LEMON: And there's a gofundme, as well. The goal is $100,000, and its $68,050. Now. The soldiers killed in Niger, but he deflected by talking about the former president not calling families and this gold star father came on and said that is not true. Obama was compassionate. He doesn't understand why this President uses this as a deflection when it's not true.
SHIELDS: Look, I agree actually with what a lot of Bakari said. And this whole topic kind of makes me sick to my stomach to be honest with you. I'm sick for this families as a military brat I have the utmost respect for them. For us to be having this discussion is terrible. I think the President brought this on, of course, but this representative calling in and relying the conversation between the President and a widow is an absolute disgrace and disgusting. And we're back to where we are with these things. The President kind of started it and now a Democrat is going to try to make a partisan football out of it --
LEMON: I have to cut you off because I want to get Symone in. I am short of time. Go ahead Symone.
SANDERS: What Donald Trump allegedly said to the widow of Sergeant Johnson is despicable, disgusting, and we should all be disgusted --
FERGUSON: But we don't know the context, Symone.
[23:55:02] SANDERS: I am sorry, there is no context when that is appropriate on that particular phone call.

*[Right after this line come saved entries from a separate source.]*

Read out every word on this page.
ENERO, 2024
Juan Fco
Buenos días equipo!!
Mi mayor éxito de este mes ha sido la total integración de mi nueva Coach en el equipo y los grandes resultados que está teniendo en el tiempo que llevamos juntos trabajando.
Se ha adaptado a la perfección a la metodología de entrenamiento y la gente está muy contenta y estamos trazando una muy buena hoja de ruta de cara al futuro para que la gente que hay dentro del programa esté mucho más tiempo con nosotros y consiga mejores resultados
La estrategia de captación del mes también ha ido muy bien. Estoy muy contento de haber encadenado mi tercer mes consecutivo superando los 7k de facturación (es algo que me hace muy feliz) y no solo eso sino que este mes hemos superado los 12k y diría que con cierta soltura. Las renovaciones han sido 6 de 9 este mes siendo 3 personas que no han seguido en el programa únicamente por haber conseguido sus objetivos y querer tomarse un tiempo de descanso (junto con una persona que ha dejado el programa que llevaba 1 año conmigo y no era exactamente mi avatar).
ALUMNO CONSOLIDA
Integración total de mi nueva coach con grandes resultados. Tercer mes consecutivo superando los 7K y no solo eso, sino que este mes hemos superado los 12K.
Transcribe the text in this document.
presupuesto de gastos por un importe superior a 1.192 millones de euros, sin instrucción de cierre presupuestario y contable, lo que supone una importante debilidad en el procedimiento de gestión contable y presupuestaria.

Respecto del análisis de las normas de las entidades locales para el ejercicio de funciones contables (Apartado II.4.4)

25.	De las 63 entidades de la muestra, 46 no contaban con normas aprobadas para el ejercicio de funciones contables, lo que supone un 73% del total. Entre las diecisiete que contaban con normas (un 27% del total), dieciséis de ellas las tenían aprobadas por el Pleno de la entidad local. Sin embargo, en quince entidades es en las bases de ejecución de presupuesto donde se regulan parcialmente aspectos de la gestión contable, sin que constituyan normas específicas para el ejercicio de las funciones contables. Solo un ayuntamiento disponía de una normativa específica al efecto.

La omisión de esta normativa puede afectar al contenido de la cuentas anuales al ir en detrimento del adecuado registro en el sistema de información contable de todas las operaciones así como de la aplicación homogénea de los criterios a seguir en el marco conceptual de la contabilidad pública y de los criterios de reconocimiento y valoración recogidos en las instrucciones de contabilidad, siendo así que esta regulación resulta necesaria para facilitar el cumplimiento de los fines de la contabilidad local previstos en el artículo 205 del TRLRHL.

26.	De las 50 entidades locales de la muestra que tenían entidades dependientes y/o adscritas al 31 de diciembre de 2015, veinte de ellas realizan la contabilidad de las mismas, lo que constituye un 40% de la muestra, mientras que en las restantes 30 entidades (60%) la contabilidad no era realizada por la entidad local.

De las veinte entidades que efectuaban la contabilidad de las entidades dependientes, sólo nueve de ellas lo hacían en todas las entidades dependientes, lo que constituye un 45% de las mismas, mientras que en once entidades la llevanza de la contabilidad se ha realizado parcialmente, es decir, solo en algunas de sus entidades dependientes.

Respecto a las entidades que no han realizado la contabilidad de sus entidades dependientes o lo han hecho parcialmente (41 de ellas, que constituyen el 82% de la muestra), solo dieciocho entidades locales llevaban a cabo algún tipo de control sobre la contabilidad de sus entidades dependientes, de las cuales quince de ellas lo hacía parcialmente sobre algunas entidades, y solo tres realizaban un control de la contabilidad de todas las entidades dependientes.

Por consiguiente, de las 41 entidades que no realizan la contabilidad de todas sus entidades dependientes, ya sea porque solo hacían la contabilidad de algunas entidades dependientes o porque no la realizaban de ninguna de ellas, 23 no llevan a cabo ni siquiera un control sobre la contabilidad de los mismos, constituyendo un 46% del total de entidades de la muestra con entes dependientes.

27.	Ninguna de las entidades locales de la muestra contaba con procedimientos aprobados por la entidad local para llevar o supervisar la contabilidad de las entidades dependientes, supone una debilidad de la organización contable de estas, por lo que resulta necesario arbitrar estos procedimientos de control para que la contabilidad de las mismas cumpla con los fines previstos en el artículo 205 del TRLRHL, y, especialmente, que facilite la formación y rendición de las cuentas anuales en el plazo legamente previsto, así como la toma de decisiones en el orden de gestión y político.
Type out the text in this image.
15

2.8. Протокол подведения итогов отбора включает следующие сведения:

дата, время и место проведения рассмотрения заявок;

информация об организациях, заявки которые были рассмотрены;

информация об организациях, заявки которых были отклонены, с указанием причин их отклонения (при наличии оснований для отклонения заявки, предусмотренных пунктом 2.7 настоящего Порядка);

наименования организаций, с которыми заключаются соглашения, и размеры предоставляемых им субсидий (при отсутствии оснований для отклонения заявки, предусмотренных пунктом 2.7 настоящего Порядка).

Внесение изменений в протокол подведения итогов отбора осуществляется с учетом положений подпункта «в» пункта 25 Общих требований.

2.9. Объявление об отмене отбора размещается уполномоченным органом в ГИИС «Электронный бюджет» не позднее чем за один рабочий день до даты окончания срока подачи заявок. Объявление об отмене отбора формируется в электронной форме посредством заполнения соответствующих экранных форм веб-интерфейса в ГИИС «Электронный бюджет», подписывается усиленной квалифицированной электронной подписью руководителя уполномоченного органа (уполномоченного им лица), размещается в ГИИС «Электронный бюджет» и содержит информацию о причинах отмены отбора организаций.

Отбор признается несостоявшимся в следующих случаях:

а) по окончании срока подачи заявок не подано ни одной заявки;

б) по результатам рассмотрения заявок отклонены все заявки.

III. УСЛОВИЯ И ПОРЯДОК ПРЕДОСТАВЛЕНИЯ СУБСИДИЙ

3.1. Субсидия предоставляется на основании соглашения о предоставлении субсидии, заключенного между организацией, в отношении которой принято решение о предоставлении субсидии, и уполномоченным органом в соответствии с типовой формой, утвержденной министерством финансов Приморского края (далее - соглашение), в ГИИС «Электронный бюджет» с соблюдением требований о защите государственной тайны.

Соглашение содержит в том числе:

FERGUSON: You don't know what was said in the conversation. You're basing from what was said. -- Which is really sad.
SANDERS: What's sad is you sitting here defending these despicable (inaudible) that is what is sad here Ben. --
(CROSSTALK)
FERGUSON: I didn't defend anything except for - you want to go this hard (inaudible)
SHIELDS: Don.
LEMON: I've got five seconds. I am sorry. I've got to go. Thank you. That is it for us tonight. Thanks for watching, and I'll see you back here tomorrow.